Cardinale Massimiliano, Brusetti Lorenzo, Quatrini Paola, Borin Sara, Puglia Anna Maria, Rizzi Aurora, Zanardini Elisabetta, Sorlini Claudia, Corselli Cesare, Daffonchio Daniele
Dipartimento di Biologia Cellulare e dello Sviluppo, Sezione di Genetica, Università degli Studi di Palermo, Palermo, Italy.
Appl Environ Microbiol. 2004 Oct;70(10):6147-56. doi: 10.1128/AEM.70.10.6147-6156.2004.

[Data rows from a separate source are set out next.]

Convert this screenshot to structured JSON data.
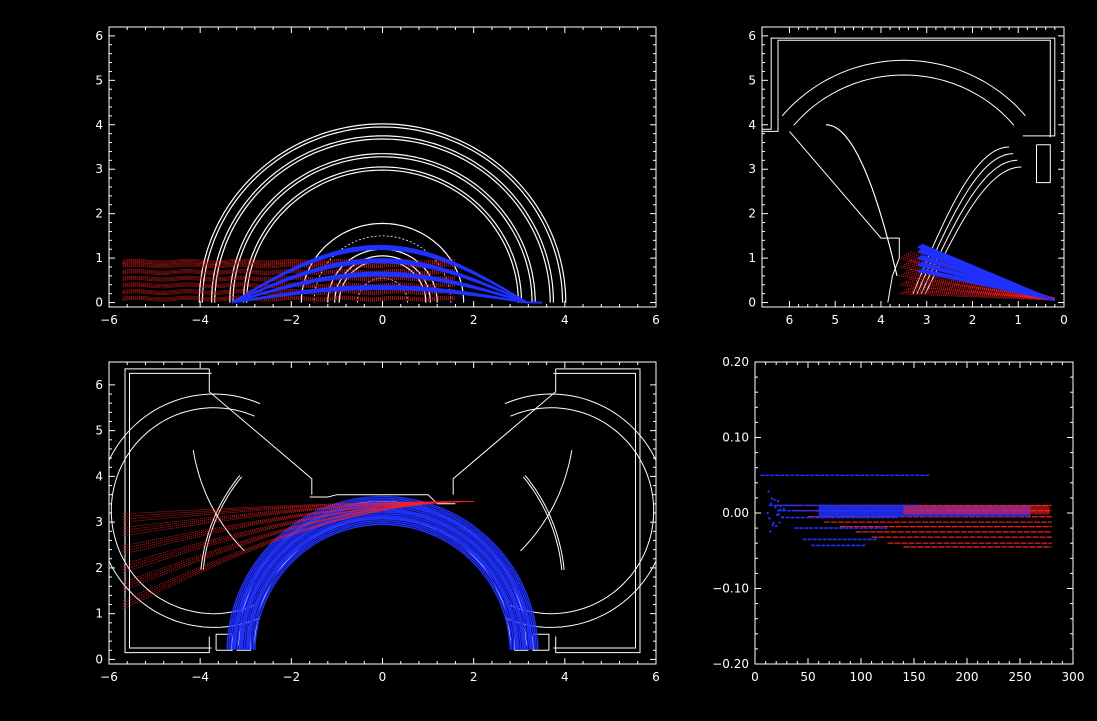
{
  "colors": {
    "background": "#000000",
    "frame": "#ffffff",
    "geometry": "#ffffff",
    "red": "#ff2020",
    "blue": "#2030ff"
  },
  "chart_data": [
    {
      "id": "top-left",
      "type": "line",
      "title": "",
      "xlabel": "",
      "ylabel": "",
      "xlim": [
        -6,
        6
      ],
      "ylim": [
        -0.1,
        6.2
      ],
      "xticks": [
        -6,
        -4,
        -2,
        0,
        2,
        4,
        6
      ],
      "yticks": [
        0,
        1,
        2,
        3,
        4,
        5,
        6
      ],
      "xtick_labels": [
        "−6",
        "−4",
        "−2",
        "0",
        "2",
        "4",
        "6"
      ],
      "ytick_labels": [
        "0",
        "1",
        "2",
        "3",
        "4",
        "5",
        "6"
      ],
      "outline": {
        "arcs": [
          {
            "cx": 0,
            "cy": 0,
            "r": 4.02
          },
          {
            "cx": 0,
            "cy": 0,
            "r": 3.95
          },
          {
            "cx": 0,
            "cy": 0,
            "r": 3.75
          },
          {
            "cx": 0,
            "cy": 0,
            "r": 3.68
          },
          {
            "cx": 0,
            "cy": 0,
            "r": 3.35
          },
          {
            "cx": 0,
            "cy": 0,
            "r": 3.28
          },
          {
            "cx": 0,
            "cy": 0,
            "r": 3.05
          },
          {
            "cx": 0,
            "cy": 0,
            "r": 2.98
          },
          {
            "cx": 0,
            "cy": 0,
            "r": 1.78
          },
          {
            "cx": 0,
            "cy": 0,
            "r": 1.2
          },
          {
            "cx": 0,
            "cy": 0,
            "r": 1.05
          },
          {
            "cx": 0,
            "cy": 0,
            "r": 0.95
          }
        ]
      },
      "series": [
        {
          "color": "red",
          "x_start": -5.7,
          "x_end": 1.6,
          "y_values": [
            0.05,
            0.2,
            0.35,
            0.5,
            0.65,
            0.8,
            0.88
          ]
        },
        {
          "color": "blue",
          "x_start": -3.3,
          "x_end": 3.5,
          "y_values": [
            0.3,
            0.6,
            0.9,
            1.2
          ]
        }
      ]
    },
    {
      "id": "top-right",
      "type": "line",
      "title": "",
      "xlabel": "",
      "ylabel": "",
      "xlim": [
        6.6,
        0
      ],
      "ylim": [
        -0.1,
        6.2
      ],
      "xticks": [
        6,
        5,
        4,
        3,
        2,
        1,
        0
      ],
      "yticks": [
        0,
        1,
        2,
        3,
        4,
        5,
        6
      ],
      "xtick_labels": [
        "6",
        "5",
        "4",
        "3",
        "2",
        "1",
        "0"
      ],
      "ytick_labels": [
        "0",
        "1",
        "2",
        "3",
        "4",
        "5",
        "6"
      ],
      "series": [
        {
          "color": "red",
          "x_start": 3.6,
          "x_end": 0.2,
          "y_values": [
            1.0,
            0.8,
            0.6,
            0.4,
            0.2
          ]
        },
        {
          "color": "blue",
          "x_start": 3.2,
          "x_end": 0.2,
          "y_values": [
            1.25,
            1.15,
            1.0,
            0.85,
            0.7
          ]
        }
      ]
    },
    {
      "id": "bottom-left",
      "type": "line",
      "title": "",
      "xlabel": "",
      "ylabel": "",
      "xlim": [
        -6,
        6
      ],
      "ylim": [
        -0.1,
        6.5
      ],
      "xticks": [
        -6,
        -4,
        -2,
        0,
        2,
        4,
        6
      ],
      "yticks": [
        0,
        1,
        2,
        3,
        4,
        5,
        6
      ],
      "xtick_labels": [
        "−6",
        "−4",
        "−2",
        "0",
        "2",
        "4",
        "6"
      ],
      "ytick_labels": [
        "0",
        "1",
        "2",
        "3",
        "4",
        "5",
        "6"
      ],
      "series": [
        {
          "color": "red",
          "x_start": -5.7,
          "x_end": 2.0,
          "y_start_values": [
            1.1,
            1.5,
            1.9,
            2.3,
            2.7,
            3.0
          ],
          "y_end": 3.45
        },
        {
          "color": "blue",
          "ring_radii": [
            3.1,
            3.25,
            3.4,
            3.55
          ],
          "x_range": [
            -3.4,
            3.4
          ]
        }
      ]
    },
    {
      "id": "bottom-right",
      "type": "scatter",
      "title": "",
      "xlabel": "",
      "ylabel": "",
      "xlim": [
        0,
        300
      ],
      "ylim": [
        -0.2,
        0.2
      ],
      "xticks": [
        0,
        50,
        100,
        150,
        200,
        250,
        300
      ],
      "yticks": [
        -0.2,
        -0.1,
        0.0,
        0.1,
        0.2
      ],
      "xtick_labels": [
        "0",
        "50",
        "100",
        "150",
        "200",
        "250",
        "300"
      ],
      "ytick_labels": [
        "−0.20",
        "−0.10",
        "0.00",
        "0.10",
        "0.20"
      ],
      "series": [
        {
          "color": "red",
          "x_range": [
            20,
            280
          ],
          "y_levels": [
            0.01,
            0.003,
            -0.005,
            -0.012,
            -0.018,
            -0.025,
            -0.032,
            -0.04,
            -0.045
          ]
        },
        {
          "color": "blue",
          "x_range": [
            5,
            165
          ],
          "y_levels": [
            0.05,
            0.01,
            0.003,
            -0.006,
            -0.02,
            -0.035,
            -0.043
          ]
        }
      ]
    }
  ]
}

ITSF and ITSReub, constituting a new primer set designed for the amplification of the 16S-23S rRNA intergenic transcribed spacers, have been compared with primer sets consisting of 1406F and 23Sr (M. M. Fisher and E. W. Triplett, Appl. Environ. Microbiol. 65:4630-4636, 1999) and S-D-Bact-1522-b-S-20 and L-D-Bact-132-a-A-18 (L. Ranjard et al., Appl. Environ. Microbiol. 67:4479-4487, 2001), previously proposed for automated ribosomal intergenic spacer analysis (ARISA) of complex bacterial communities. An agricultural soil and a polluted soil, maize silage, goat milk, a small marble sample from the facade of the Certosa of Pavia (Pavia, Italy), and brine from a deep hypersaline anoxic basin in the Mediterranean Sea were analyzed with the three primer sets. The number of peaks in the ARISA profiles, the range of peak size (width of the profile), and the reproducibility of results were used as indices to evaluate the efficiency of the three primer sets. The overall data showed that ITSF and ITSReub generated the most informative (in term of peak number) and reproducible profiles and yielded a wider range of spacer sizes (134 to 1,387) than the other primer sets, which were limited in detecting long fragments. The minimum amount of DNA template and sensitivity in detection of minor DNA populations were evaluated with artificial mixtures of defined bacterial species. ITSF and ITSReub amplified all the bacteria at DNA template concentrations from 280 to 0.14 ng microl(-1), while the other primer sets failed to detect the spacers of one or more bacterial strains. Although the primer set consisting of ITSF and ITSReub and that of S-D-Bact-1522-b-S-20 and L-D-Bact-132-a-A-18 showed similar sensitivities for the DNA of Allorhizobium undicula mixed with the DNA of other species, the S-D-Bact-1522-b-S-20 and L-D-Bact-132-a-A-18 primer set failed to detect the DNA of Pseudomonas stutzeri.
ITSF和ITSReub是为扩增16S - 23S rRNA基因间转录间隔区而设计的一组新引物,已与由1406F和23Sr(M. M. Fisher和E. W. Triplett,《应用与环境微生物学》65:4630 - 4636,1999)以及S - D - Bact - 1522 - b - S - 20和L - D - Bact - 132 - a - A - 18(L. Ranjard等人,《应用与环境微生物学》67:4479 - 4487,2001)组成的引物组进行了比较,后一组引物先前被提议用于复杂细菌群落的自动核糖体基因间间隔区分析(ARISA)。使用这三组引物对农业土壤、污染土壤、玉米青贮饲料、山羊奶、来自意大利帕维亚塞尔托萨正面的一小块大理石样本以及地中海深处高盐缺氧盆地的卤水进行了分析。将ARISA图谱中的峰数、峰大小范围(图谱宽度)和结果的可重复性用作指标来评估这三组引物的效率。总体数据表明,ITSF和ITSReub产生的图谱信息最丰富(就峰数而言)且可重复性最高,并且与其他引物组相比,能产生更宽范围的间隔区大小(134至1387),其他引物组在检测长片段方面存在局限性。用特定细菌物种的人工混合物评估了DNA模板的最小量和对少量DNA群体的检测灵敏度。ITSF和ITSReub在DNA模板浓度为280至0.14 ng μl⁻¹时能扩增所有细菌,而其他引物组无法检测到一种或多种细菌菌株的间隔区。尽管由ITSF和ITSReub组成的引物组以及由S - D - Bact - 1522 - b - S - 20和L - D - Bact - 132 - a - A - 18组成的引物组对与其他物种DNA混合的豆科根瘤菌DNA显示出相似的灵敏度,但S - D - Bact - 1522 - b - S - 20和L - D - Bact - 132 - a - A - 18引物组无法检测到施氏假单胞菌的DNA。